Gail Zacharias has suggested an alternate proposal on this issue.  The
relevant parts are:

> Proposal:	BOGUS-FIXNUMS:SET-MINIMUM
> 
> (1) Require that (SIGNED-BYTE 15) must be a subtype of FIXNUM.
> 
> (2) Specify that MOST-POSITIVE-FIXNUM and/or MOST-NEGATIVE-FIXNUM may be
> NIL to indicate no limit aside from any placed on the size of integers.
> That is, the FIXNUM type is equivalent to
>    `(INTEGER ,(OR MOST-NEGATIVE-FIXNUM '*) ,(OR MOST-POSITIVE-FIXNUM '*))
>
> Implementations which do not have fixnums (or do not wish to advertise them
> as such) should make the FIXNUM type be the same as INTEGER and set the
> MOST-POSITIVE/NEGATIVE-FIXNUM constants to NIL.
> 
> Implementations which have fixnums of less than 15 bits would become
> implementations without fixnums.  They would have to make FIXNUM be the
> same as INTEGER and pick a different name for their small integers.
> The efficient integers of such implementations cannot be taken advantage of
> by portable programs by means of FIXNUM declarations.
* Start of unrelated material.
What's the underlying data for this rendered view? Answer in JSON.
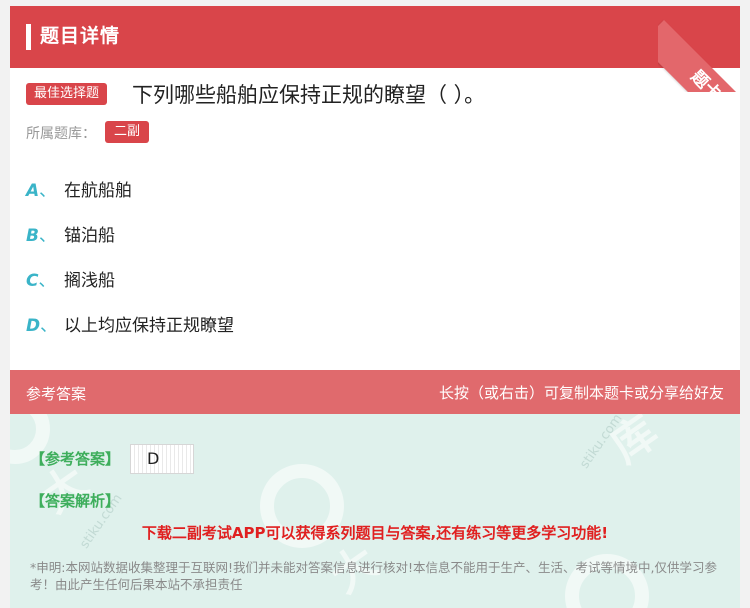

I suppose a proposal along these lines would be a better than the
status quo.  However, I do see some problems:

- It does not address the issue of what happens to the BIGNUM type
  specifier.  If it remains in the language, are BIGNUM and FIXNUM still
  required to be disjoint?  If an implementation has only a single
  representation for integers and FIXNUM == INTEGER, would the set of
  BIGNUMs be empty?  Or would it be similar to how the different types
  of floats are handled if an implementation does not support all 4
  distinct representations?

- Programmers would still be able to put FIXNUM declarations in their
  code, but under this proposal FIXNUMs would not necessarily guarantee
  the most efficient representation (which appears to be the main reason
  why people are so anxious to preserve the FIXNUM type in the first
  place).

- Forcing users to DEFTYPE their own integer subrange types instead
  would encourage better use of data abstraction.  I've noticed that 
  Lisp programs are typically much sloppier about this than programs
  written in strongly typed languages such as C or Pascal. 

Also, note that if users specify a smaller subrange of integers than
the nominal FIXNUM size in their declarations, it may be possible to
get even more improvements in performance.  For example, a Lisp
implementation on a M68000 typically sizes fixnums to fit in a 32-bit
longword, but if enough type information is available to deduce that
the integers will fit in 16 bits (including perhaps 2 or 3 low tag
bits), it would be possible to use the significantly faster word-sized
arithmetic operations instead of longword operations.